An American tourist got too close and mistakenly broke off a finger from a 14th century priceless statue on display at the Florence's Museo dell'Opera del Duomo.  


What Does Judaism Say About Fingers & Hands

Why are human fingers spiked?

Every wondered why human fingers are tapered like spikes and not webbed together? The Talmud (Ketubos 5b) explains that the fingers are shaped in such a manner so that if a person will hear something that is not proper, he will be able to place his fingers in his ears to block out the sound.

Shake hands with all fingers

There is an amazing insight in the interchange of letter and numbers relating to the word ‘yad’ hand, that’s made of ten fingers. The Hebrew word for hand ‘yad’, has a numeric value of 14, (yud=10; dalet = 4). This coincides with the 14 bones (phalanges) in the fingers of each hand. Thus, in the two hands there are twenty-eight (2x14) such bones, so that when people shake hands they create a bond of 28, which is to say that they fortify each other, 28 being the numeric value of  Hebrew word koach, power!

The ring on the Bride’s Forefinger

The index finger on which the bride receives her wedding ring is pointed upwards to receive the ring, symbolically pledging to uphold the G‑d-given Torah and its Divine revelation in the couples newly founded home.

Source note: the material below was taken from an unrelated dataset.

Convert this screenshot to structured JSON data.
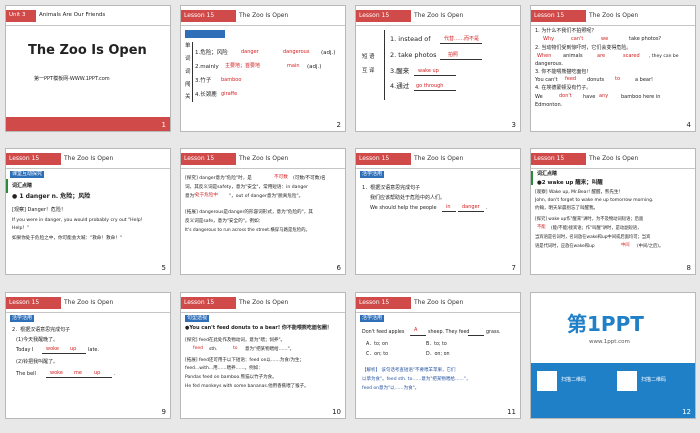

On Saturday Night the PINKY Finger Wine Dip!

It is customary is to extinguish the havdalah candle by dipping it in the leftover wine that accumulates in the cup's saucer. This demonstrates that the candle was lit for the sole purpose of performing the Havdalah ceremony and since the ceremony is now over the candle is extinguished.

Many have the custom to dip their PINKY fingers into the spilled wine and rub them above their eyelids. This demonstrates how mitzvot are so precious to us. King David writes "The command of the Lord is clear, enlightening the eyes."

There are also those who have the custom of placing their wine-dipped fingers in their pockets, as a segulah (spiritually propitious act) to become wealth.

We also look at our finger-nails during the havdalah service because:

a. In order to make the blessing on the candle, it must be close and bright enough to be able to distinguish different currencies by its light. If we can distinguish between our nails and flesh we know that we're okay.

b. Nails are a siman brocho (sign of blessing) because they are constantly growing. So we start off our week by gazing at a siman brocho.

c. Another midrash says that on the first Motzoei Shabbos, when the world became dark for the first time, Adam said "woe is to me, for because of my sin the world has become dark." G‑d then gave Adam the wisdom to rub two flint-stones together, and when fire sprang forth Adam made the blessing (Borey Meoray Ha'aish), and realized that he was completely naked – aside from his nails.

Fingers Testify

At the time of his passing, Rebbe (the codifier of the Mishnah) raised his ten fingers towards heaven and said, “Master of the Universe, You know full well that I have toiled in the study of the Torah with my ten fingers and that I did not enjoy any worldly benefits, even with my little finger. (Talmud Ketubot 104a)

Let’s Remembers G‑ds Powerful Metaphoric Finger

Each of the 10 plagues that G‑d brought upon the Egyptians was separately classified as the “finger of G‑d”

Does anybody know why we specifically dip our PINKY finger into the wine?